SWITZERLAND – The World Health Organization (WHO) has published a new situation report outlining the ongoing multi-country outbreak of cholera, with over 667,000 cases and 4,000 deaths.
The World Health Organization is currently responding with urgency to reduce deaths and contain outbreaks in countries around the globe.
In the latest situation report, WHO warned: “Preliminary data from Member States indicate that the number of cholera cases reported in 2023 as of 15 December has surpassed that of 2022.”
The health body of the United Nations outlined that the reported outbreak data should be interpreted with caution given the varying surveillance systems and capacity across countries.
Taking this into account, WHO is currently reviewing its response to cholera globally to identify key lessons and make evidence-based adjustments where needed to better coordinate activities in the coming months.
This year’s reported outbreak data follows the publication of the last situation report on the multi-country outbreak of cholera on 7 December 2023, which included data up to 15 November, and as of 15 December 2023.
The resurgence of cholera is characterized by the number, size, and concurrence of multiple outbreaks around the world, the spread to areas free of cholera for decades, and alarming high mortality rates.
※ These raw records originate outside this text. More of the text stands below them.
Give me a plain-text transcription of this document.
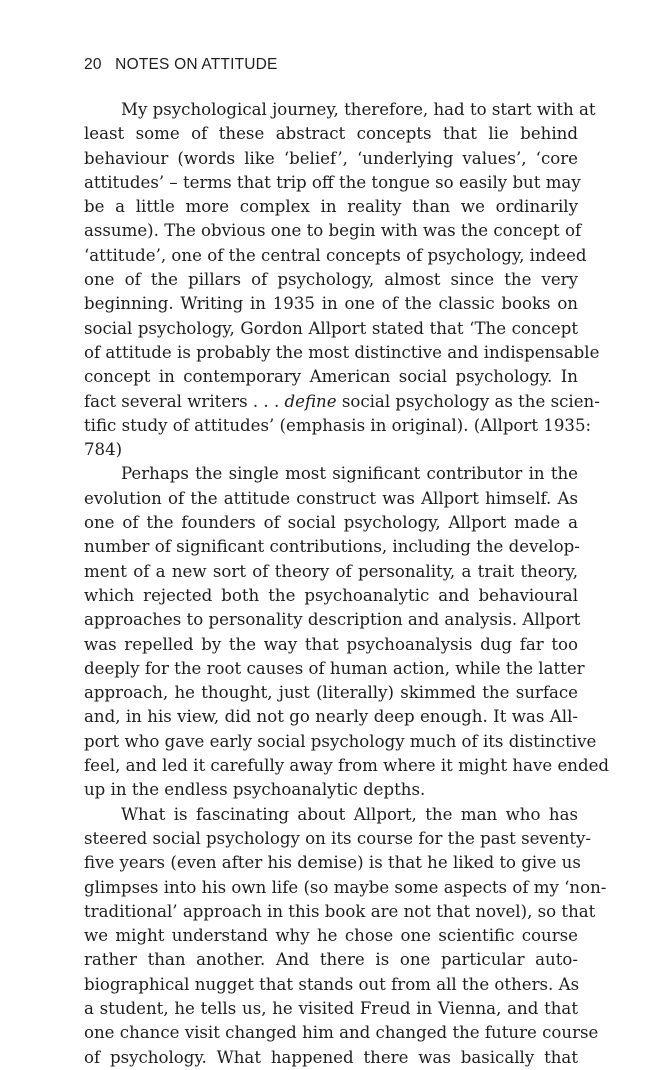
20 NOTES ON ATTITUDE
My psychological journey, therefore, had to start with at
least some of these abstract concepts that lie behind
behaviour (words like ‘belief’, ‘underlying values’, ‘core
attitudes’ – terms that trip off the tongue so easily but may
be a little more complex in reality than we ordinarily
assume). The obvious one to begin with was the concept of
‘attitude’, one of the central concepts of psychology, indeed
one of the pillars of psychology, almost since the very
beginning. Writing in 1935 in one of the classic books on
social psychology, Gordon Allport stated that ‘The concept
of attitude is probably the most distinctive and indispensable
concept in contemporary American social psychology. In
fact several writers . . . define social psychology as the scien-
tific study of attitudes’ (emphasis in original). (Allport 1935:
784)
Perhaps the single most significant contributor in the
evolution of the attitude construct was Allport himself. As
one of the founders of social psychology, Allport made a
number of significant contributions, including the develop-
ment of a new sort of theory of personality, a trait theory,
which rejected both the psychoanalytic and behavioural
approaches to personality description and analysis. Allport
was repelled by the way that psychoanalysis dug far too
deeply for the root causes of human action, while the latter
approach, he thought, just (literally) skimmed the surface
and, in his view, did not go nearly deep enough. It was All-
port who gave early social psychology much of its distinctive
feel, and led it carefully away from where it might have ended
up in the endless psychoanalytic depths.
What is fascinating about Allport, the man who has
steered social psychology on its course for the past seventy-
five years (even after his demise) is that he liked to give us
glimpses into his own life (so maybe some aspects of my ‘non-
traditional’ approach in this book are not that novel), so that
we might understand why he chose one scientific course
rather than another. And there is one particular auto-
biographical nugget that stands out from all the others. As
a student, he tells us, he visited Freud in Vienna, and that
one chance visit changed him and changed the future course
of psychology. What happened there was basically that
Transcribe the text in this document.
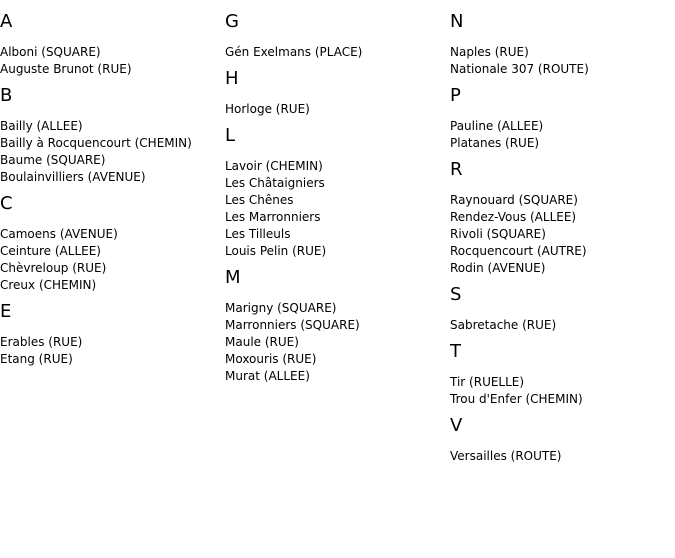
A
Alboni (SQUARE)
Auguste Brunot (RUE)
B
Bailly (ALLEE)
Bailly à Rocquencourt (CHEMIN)
Baume (SQUARE)
Boulainvilliers (AVENUE)
C
Camoens (AVENUE)
Ceinture (ALLEE)
Chèvreloup (RUE)
Creux (CHEMIN)
E
Erables (RUE)
Etang (RUE)
G
Gén Exelmans (PLACE)
H
Horloge (RUE)
L
Lavoir (CHEMIN)
Les Châtaigniers
Les Chênes
Les Marronniers
Les Tilleuls
Louis Pelin (RUE)
M
Marigny (SQUARE)
Marronniers (SQUARE)
Maule (RUE)
Moxouris (RUE)
Murat (ALLEE)
N
Naples (RUE)
Nationale 307 (ROUTE)
P
Pauline (ALLEE)
Platanes (RUE)
R
Raynouard (SQUARE)
Rendez-Vous (ALLEE)
Rivoli (SQUARE)
Rocquencourt (AUTRE)
Rodin (AVENUE)
S
Sabretache (RUE)
T
Tir (RUELLE)
Trou d'Enfer (CHEMIN)
V
Versailles (ROUTE)
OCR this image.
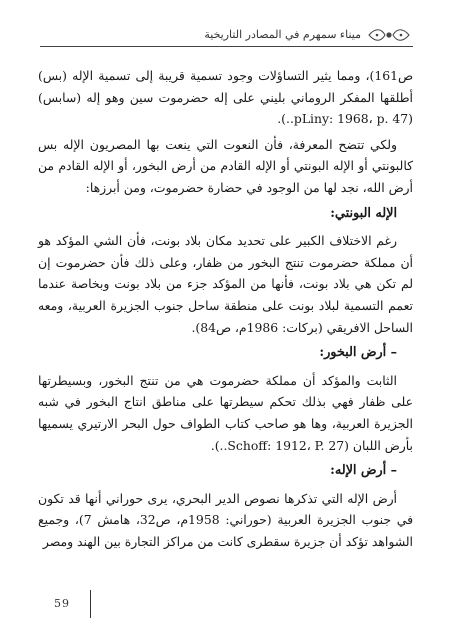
ميناء سمهرم في المصادر التاريخية

ص161)، ومما يثير التساؤلات وجود تسمية قريبة إلى تسمية الإله (بس) أطلقها المفكر الروماني بليني على إله حضرموت سين وهو إله (سابس) (pLiny: 1968، p. 47..).

ولكي تتضح المعرفة، فأن النعوت التي ينعت بها المصريون الإله بس كالبونتي أو الإله البونتي أو الإله القادم من أرض البخور، أو الإله القادم من أرض الله، نجد لها من الوجود في حضارة حضرموت، ومن أبرزها:

الإله البونتي:

رغم الاختلاف الكبير على تحديد مكان بلاد بونت، فأن الشي المؤكد هو أن مملكة حضرموت تنتج البخور من ظفار، وعلى ذلك فأن حضرموت إن لم تكن هي بلاد بونت، فأنها من المؤكد جزء من بلاد بونت وبخاصة عندما تعمم التسمية لبلاد بونت على منطقة ساحل جنوب الجزيرة العربية، ومعه الساحل الافريقي (بركات: 1986م، ص84).

– أرض البخور:

الثابت والمؤكد أن مملكة حضرموت هي من تنتج البخور، وبسيطرتها على ظفار فهي بذلك تحكم سيطرتها على مناطق انتاج البخور في شبه الجزيرة العربية، وها هو صاحب كتاب الطواف حول البحر الارتيري يسميها بأرض اللبان (Schoff: 1912، P. 27..).

– أرض الإله:

أرض الإله التي تذكرها نصوص الدير البحري، يرى حوراني أنها قد تكون في جنوب الجزيرة العربية (حوراني: 1958م، ص32، هامش 7)، وجميع الشواهد تؤكد أن جزيرة سقطرى كانت من مراكز التجارة بين الهند ومصر

59
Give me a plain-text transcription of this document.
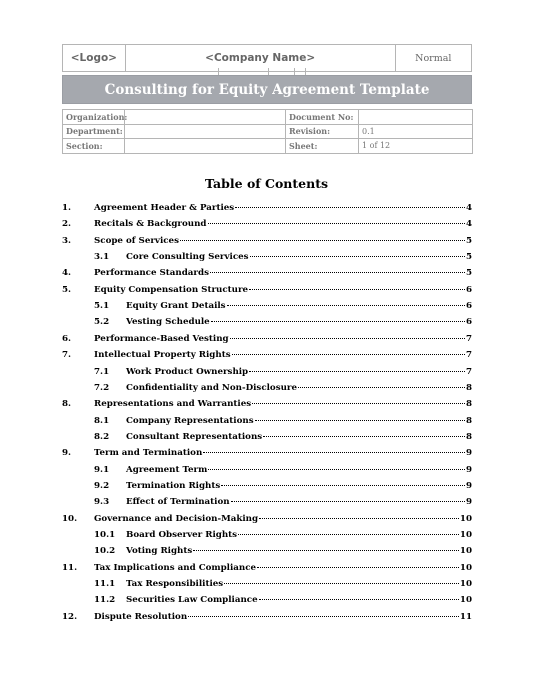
<Logo>	<Company Name>	Normal
Consulting for Equity Agreement Template
Organization:		Document No:	
Department:		Revision:	0.1
Section:		Sheet:	1 of 12
Table of Contents
1.	Agreement Header & Parties	4
2.	Recitals & Background	4
3.	Scope of Services	5
3.1	Core Consulting Services	5
4.	Performance Standards	5
5.	Equity Compensation Structure	6
5.1	Equity Grant Details	6
5.2	Vesting Schedule	6
6.	Performance-Based Vesting	7
7.	Intellectual Property Rights	7
7.1	Work Product Ownership	7
7.2	Confidentiality and Non-Disclosure	8
8.	Representations and Warranties	8
8.1	Company Representations	8
8.2	Consultant Representations	8
9.	Term and Termination	9
9.1	Agreement Term	9
9.2	Termination Rights	9
9.3	Effect of Termination	9
10.	Governance and Decision-Making	10
10.1	Board Observer Rights	10
10.2	Voting Rights	10
11.	Tax Implications and Compliance	10
11.1	Tax Responsibilities	10
11.2	Securities Law Compliance	10
12.	Dispute Resolution	11
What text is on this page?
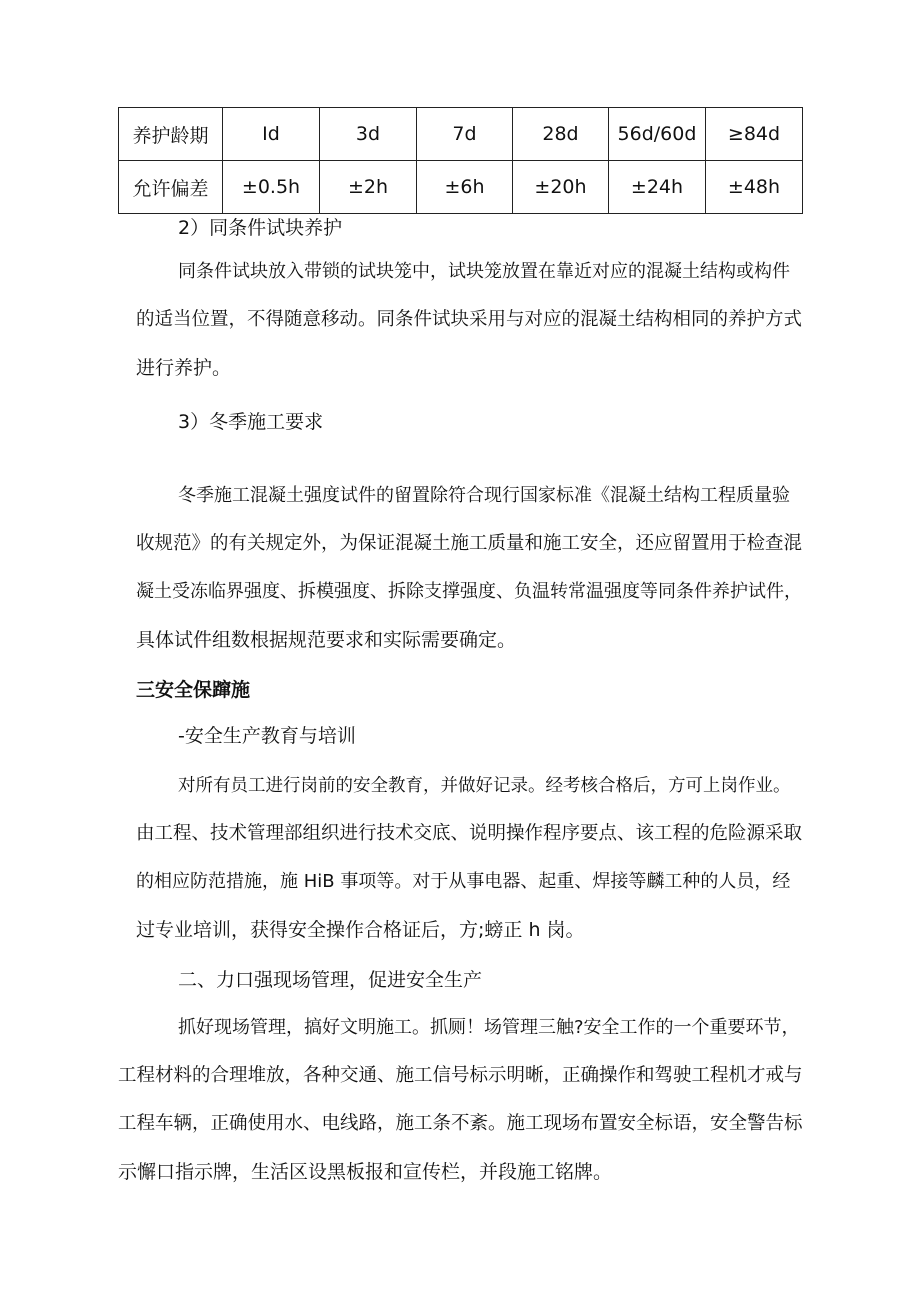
养护龄期	Id	3d	7d	28d	56d/60d	≥84d
允许偏差	±0.5h	±2h	±6h	±20h	±24h	±48h
2）同条件试块养护
同条件试块放入带锁的试块笼中，试块笼放置在靠近对应的混凝土结构或构件
的适当位置，不得随意移动。同条件试块采用与对应的混凝土结构相同的养护方式
进行养护。
3）冬季施工要求
冬季施工混凝土强度试件的留置除符合现行国家标准《混凝土结构工程质量验
收规范》的有关规定外，为保证混凝土施工质量和施工安全，还应留置用于检查混
凝土受冻临界强度、拆模强度、拆除支撑强度、负温转常温强度等同条件养护试件，
具体试件组数根据规范要求和实际需要确定。
三安全保蹿施
-安全生产教育与培训
对所有员工进行岗前的安全教育，并做好记录。经考核合格后，方可上岗作业。
由工程、技术管理部组织进行技术交底、说明操作程序要点、该工程的危险源采取
的相应防范措施，施 HiB 事项等。对于从事电器、起重、焊接等麟工种的人员，经
过专业培训，获得安全操作合格证后，方;螃正 h 岗。
二、力口强现场管理，促进安全生产
抓好现场管理，搞好文明施工。抓厕！场管理三触?安全工作的一个重要环节，
工程材料的合理堆放，各种交通、施工信号标示明晰，正确操作和驾驶工程机才戒与
工程车辆，正确使用水、电线路，施工条不紊。施工现场布置安全标语，安全警告标
示懈口指示牌，生活区设黑板报和宣传栏，并段施工铭牌。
According to the previous situation report, an outbreak of cholera or acute watery diarrhoea (AWD) was detected in one new country, Togo. In total, at least 30 countries have reported cases since 1 January 2023.
Based on the large number of outbreaks and their geographic expansion, alongside the shortage of vaccines and other resources, WHO continues to assess the risk at a global level as very high.
A major concern with cholera is its high rate of fatalities. The average case fatality ratio is currently almost at 3%, above the 2.3% reached in 2022, and far exceeding the acceptable level of below 1%.
The WHO situation report emphasizes the immediate necessity for decisive action to mitigate the climate change and conflict impact on human health while addressing triggers for cholera outbreaks such as poverty.
The report reveals a few compounding problems associated with extreme climate events, including floods, cyclones, and droughts, which reduce access to clean water and create an ideal environment for cholera to thrive.
This year’s situation report comes nearly a year after WHO classified the global resurgence of cholera as a grade 3 emergency, the highest internal level for a health emergency requiring a comprehensive response at the three levels of the organization.
In strange new patterns, cholera cases are making rounds in different parts of the world after the acute diarrheal illness was thought to be on the verge of eradication.
This increase in outbreaks and cases is stretching the global capacity to respond. There is a shortage of cholera tools, including vaccines.
Moreover, WHO cautioned that Africa is currently experiencing an exponential rise in cholera cases and cholera-associated deaths. The trend is expected to continue into this year without strong interventions.
The cholera outbreak has been detected in over 10 African countries, including Malawi, Mozambique, Zambia, Burundi, Cameroon, the Democratic Republic of the Congo (DRC), Nigeria, Ethiopia, Kenya, and Somalia.